Violence erupted at Pick ‘n Pay stores this week as workers downed tools following the failure of pay talks. Vuyo Mvoko reports
PICKET line violence and the mass arrest of union members this week are ominous portents for the nationwide strike at retail giant Pick ‘n Pay.
The violence, following the failure of pay talks between the chain store and the South African Commercial, Catering and Allied Workers’ Union (Saccawu), is particularly alarming in the context of the long, constructive relationship between the two in a strife-torn industry.
Market leader Pick ‘n Pay was last hit by a national strike in 1987. Since then it has built a reputation for being one the best payers in the industry, with an enlightened industrial relations policy.
Close to 1 000 workers were arrested this week, and 20 injured, when police swooped on demonstrators who had defied a court interdict barring protests and sit-ins on company premises. The upheavals ominously recalled the strike wave in the commercial sector in 1990, which was marked by large-scale violence and arrests arising from sit-ins.
This week’s protests were intended as a curtainraiser to a nationwide strike at Pick `n Pay’s 350 stores, due to begin on Tuesday next week. However, when the 75 percent “yes” vote in the strike ballot was released this week, workers spontaneously downed tools.
Management said about 80 stores had been “adversely affected”, with 15 _ predominantly in the Eastern Cape and the PWV _ having closed. Pick ‘n Pay joint managing director Gareth Ackerman warned that if store disruption continued, the company would reduce its wage offer to cover its costs.
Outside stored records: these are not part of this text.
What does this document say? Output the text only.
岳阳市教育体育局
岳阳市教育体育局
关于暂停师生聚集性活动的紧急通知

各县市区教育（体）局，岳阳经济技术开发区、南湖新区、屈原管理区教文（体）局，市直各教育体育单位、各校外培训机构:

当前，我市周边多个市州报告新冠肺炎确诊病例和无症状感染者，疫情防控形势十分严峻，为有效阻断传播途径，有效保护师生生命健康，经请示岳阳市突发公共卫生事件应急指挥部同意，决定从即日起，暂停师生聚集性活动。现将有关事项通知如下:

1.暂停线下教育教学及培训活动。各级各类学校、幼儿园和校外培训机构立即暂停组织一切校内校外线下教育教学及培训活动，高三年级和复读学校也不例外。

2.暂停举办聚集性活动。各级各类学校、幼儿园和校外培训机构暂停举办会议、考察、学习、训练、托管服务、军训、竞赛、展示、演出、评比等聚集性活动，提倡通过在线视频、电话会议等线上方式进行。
On the Reef, police said seven workers had been injured by police dogs at the Steeldale Hypermarket, and that rubber bullets and stun grenades had been used at the Norwood Hypermarket and Ormonde Pick ‘n Pay. Police spokesman Lieutenant Colonel Eugene Opperman said police action had been sparked when a security guard had been hit on the head with a brick. Norwood strikers claimed the acting general manager of the store, Charles van Coller, had asked police to unleash a volley of rubber bullets on hundreds of workers staging a sit-in on the shop floor, and that no warning had been given. Van Coller said the strikers had been given two minutes to move.
At Ormonde, police said strikers had trapped customers in the store by barricading exits.
Saccawu’s Sthembele Tshwete said the workers’ pay claims _ a R229 across-the-board monthly increase, as compared to the R175 offered by management _ were motivated by what they considered their fair share of company profits. At least one other chain store paid better than Pick ‘n Pay, and they were convinced the latter could afford their demand.
“Loafing managers were earning big salaries,” he said, charging that directors were earning R5 000 a week, senior managers R3 000, and line managers R2 000, while the average worker was earning R350.
Ackerman said the company’s offer amounted to 11 percent, and should be seen in the context of a seven percent inflation rate and the company’s five percent growth rate.
While Ackerman condemned the union for doing nothing to control its members, Saccawu general secretary Bones Skhulu complained the company had given the union only two hours before enforcing the interdict. Before arresting the workers, police should have read the interdict to them, he said.
Skhulu said Pick ‘n Pay should not be deceived by “the euphoria of a new South Africa” and think that forms of pressure historically open to the unions were exhausted.
Responded Ackerman: “We are saddened that despite an excellent industrial relations track record, the union has seen fit to target Pick ‘n Pay as a soft touch.”